Step 1: Create thin gbuffer: by "thin" I suppose you mean either less things in the gbuffer, a lower DXGI format, or both? The current Gbuffer consists of Position, Normal, Diffuse Light, Specular Light, and Material type.
It's not "Diffuse light" and "Specular light", but material properties of a pixel.
On this stage you are writing to GBuffer properties for each pixel.
These MATERIAL properties will be used with Light-related data on step 2.
Step 2: Create intermediate lighting buffer, so include all lights there, and then have it read the necessary info from the thin Gbuffer?
I've done it via packed structured buffer. Each type of light (direct, ambient, point, and spot) will be written to this kind of structure:
struct LightData
{
uint type; //All lights
float3 color; //All lights
float3 dirToLightVS; //Directional, Spot
float innerAngleCos; //Spot
float3 posVS; //Point, Spot
float outerAngleCos; //Spot
}; //48 bytes
StructuredBuffer<LightData> Lights;
The buffer will contain n elements (== light count + 1-last stub "LIGHT_NO" to break a loop).

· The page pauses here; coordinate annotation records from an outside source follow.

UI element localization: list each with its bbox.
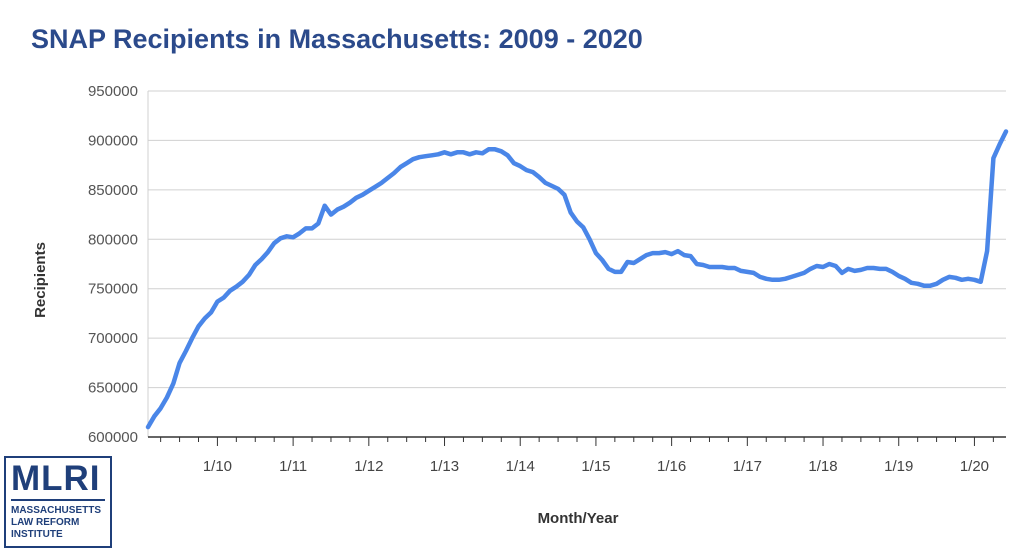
series-line xyxy=(145,129,1009,430)
y-tick-label: 950000 xyxy=(88,83,138,100)
x-tick-label: 1/10 xyxy=(203,458,232,475)
y-tick-label: 600000 xyxy=(88,429,138,446)
y-tick-label: 850000 xyxy=(88,182,138,199)
x-tick-label: 1/15 xyxy=(581,458,610,475)
y-tick-label: 700000 xyxy=(88,330,138,347)
y-axis-tick-labels: 600000 650000 700000 750000 800000 850000 9000… xyxy=(88,83,138,446)
chart-title: SNAP Recipients in Massachusetts: 2009 -… xyxy=(31,24,643,54)
gridlines xyxy=(147,90,1006,437)
x-tick-label: 1/19 xyxy=(884,458,913,475)
x-tick-label: 1/14 xyxy=(506,458,535,475)
logo-wordmark: MLRI xyxy=(11,459,101,498)
y-tick-label: 750000 xyxy=(88,281,138,298)
x-tick-label: 1/12 xyxy=(354,458,383,475)
x-tick-label: 1/16 xyxy=(657,458,686,475)
logo-line-1: MASSACHUSETTS xyxy=(11,505,102,516)
x-tick-label: 1/13 xyxy=(430,458,459,475)
logo-line-3: INSTITUTE xyxy=(11,529,63,540)
series-layer xyxy=(145,129,1009,430)
y-tick-label: 650000 xyxy=(88,380,138,397)
x-tick-label: 1/20 xyxy=(960,458,989,475)
y-tick-label: 800000 xyxy=(88,231,138,248)
y-axis-title: Recipients xyxy=(32,242,49,318)
mlri-logo: MLRI MASSACHUSETTS LAW REFORM INSTITUTE xyxy=(4,456,112,548)
x-tick-label: 1/18 xyxy=(808,458,837,475)
x-axis-title: Month/Year xyxy=(538,510,619,527)
x-tick-label: 1/17 xyxy=(733,458,762,475)
logo-line-2: LAW REFORM xyxy=(11,517,80,528)
y-tick-label: 900000 xyxy=(88,132,138,149)
x-tick-label: 1/11 xyxy=(279,458,307,475)
logo-divider xyxy=(11,499,105,501)
x-axis: 1/10 1/11 1/12 1/13 1/14 1/15 1/16 1/17 1/18 1/19… xyxy=(148,436,1006,475)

The shader unpacks the data, calculate amount of light from each light source, and sum it with different light:
for (each pixel/sample)
{
for (uint i = 0; i < 102400; ++i) // i - index of Light in LightBuffer
{
if (lights[i].type == LIGHT_NO)
break; //No more lights
DiffSpec curr = (DiffSpec)0;
switch (lights[i].type)
{
//Sorted by occurrence
case LIGHT_POINT:
curr = CalcPoint(Lights[i], ...);
break;
case LIGHT_SPOT:
curr = CalcSpot(Lights[i], ...);
break;
case LIGHT_DIRECTIONAL:
curr = CalcDirectional(Lights[i], ...);
break;
case LIGHT_AMBIENT:
curr = CalcAmbient(Lights[i], ...);
break;
case LIGHT_SHADOW_PRIM:
curr = CalcDirectional(Lights[i], ...);
break;
}
totalLight += curr;
}